The rate at which dirt buries us varies. New York City’s street level rises every century. The Mexico City in which Cortés walked is now thirty feet underground. It would be farther underground except that Mexico City itself has started sinking. Digging a subway line there, workers found a temple. Debris lifts land an average of 4.7 feet per century. King Herod the Great rebuilt the Second Temple in Jerusalem 2,000 years ago. The famous Western Wall is a top layer of old retaining wall near the peak of Mount Moriah. From the present bottom of the Western Wall to bedrock is sixty feet.
Quick: Why aren’t you dusting? On every continent, we sweep floors and wipe tabletops not only to shine the place but to forestall burial.
It is interesting, the debris in the air. A surprising portion of it is spider legs, and bits thereof. Spider legs are flimsy, Oxford writer David Bodanis says, because they are hollow. They lack muscles; compressed air moves them. Consequently, they snap off easily and blow about. Another unexpected source of aerial detritus is tires. Eroding tires shed latex shreds at a brisk clip, say the folks who train their microscopes on air. Farm dust joins sulfuric acid droplets (from burned fossil fuels) and sand from the Sahara Desert to produce pollution haze that blurs and dims the world.

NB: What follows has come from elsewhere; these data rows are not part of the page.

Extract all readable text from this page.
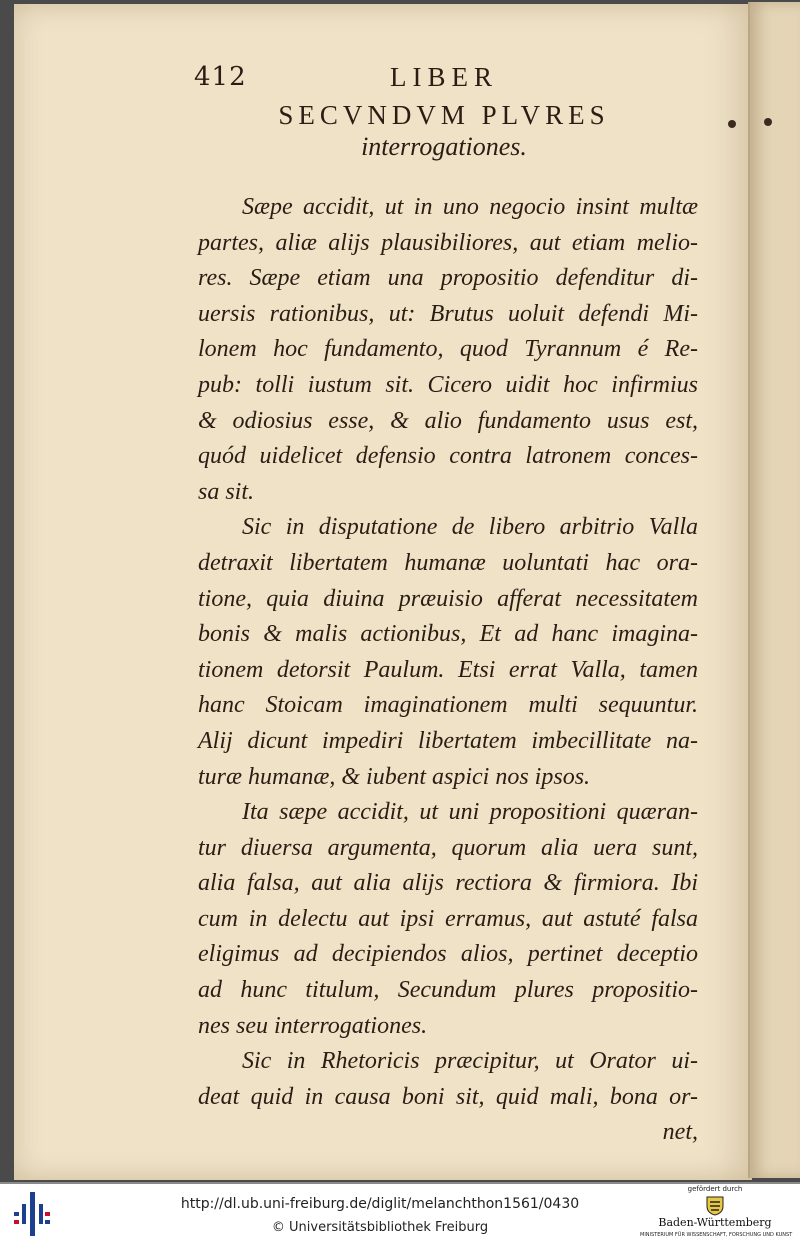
412	LIBER
SECVNDVM PLVRES
interrogationes.
Sæpe accidit, ut in uno negocio insint multæ
partes, aliæ alijs plausibiliores, aut etiam melio-
res. Sæpe etiam una propositio defenditur di-
uersis rationibus, ut: Brutus uoluit defendi Mi-
lonem hoc fundamento, quod Tyrannum é Re-
pub: tolli iustum sit. Cicero uidit hoc infirmius
& odiosius esse, & alio fundamento usus est,
quód uidelicet defensio contra latronem conces-
sa sit.
Sic in disputatione de libero arbitrio Valla
detraxit libertatem humanæ uoluntati hac ora-
tione, quia diuina præuisio afferat necessitatem
bonis & malis actionibus, Et ad hanc imagina-
tionem detorsit Paulum. Etsi errat Valla, tamen
hanc Stoicam imaginationem multi sequuntur.
Alij dicunt impediri libertatem imbecillitate na-
turæ humanæ, & iubent aspici nos ipsos.
Ita sæpe accidit, ut uni propositioni quæran-
tur diuersa argumenta, quorum alia uera sunt,
alia falsa, aut alia alijs rectiora & firmiora. Ibi
cum in delectu aut ipsi erramus, aut astuté falsa
eligimus ad decipiendos alios, pertinet deceptio
ad hunc titulum, Secundum plures propositio-
nes seu interrogationes.
Sic in Rhetoricis præcipitur, ut Orator ui-
deat quid in causa boni sit, quid mali, bona or-
net,
http://dl.ub.uni-freiburg.de/diglit/melanchthon1561/0430
© Universitätsbibliothek Freiburg
gefördert durch
Baden-Württemberg
MINISTERIUM FÜR WISSENSCHAFT, FORSCHUNG UND KUNST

We inhale “many hundreds of particles in each breath we take,” says Bodanis. Air routinely carries intimate fragments of run, dung, carcasses, leaves and leaf hairs, coral, coal, skin, sweat, soap, silt, pollen, algae, bacteria, spores, soot, ammonia, and spit, as well as “salt crystals from ocean whitecaps, dust scraped off distant mountains, micro bits of cooled magma blown from volcanoes and carried microfragments from tropical forest fires.” These things can add up.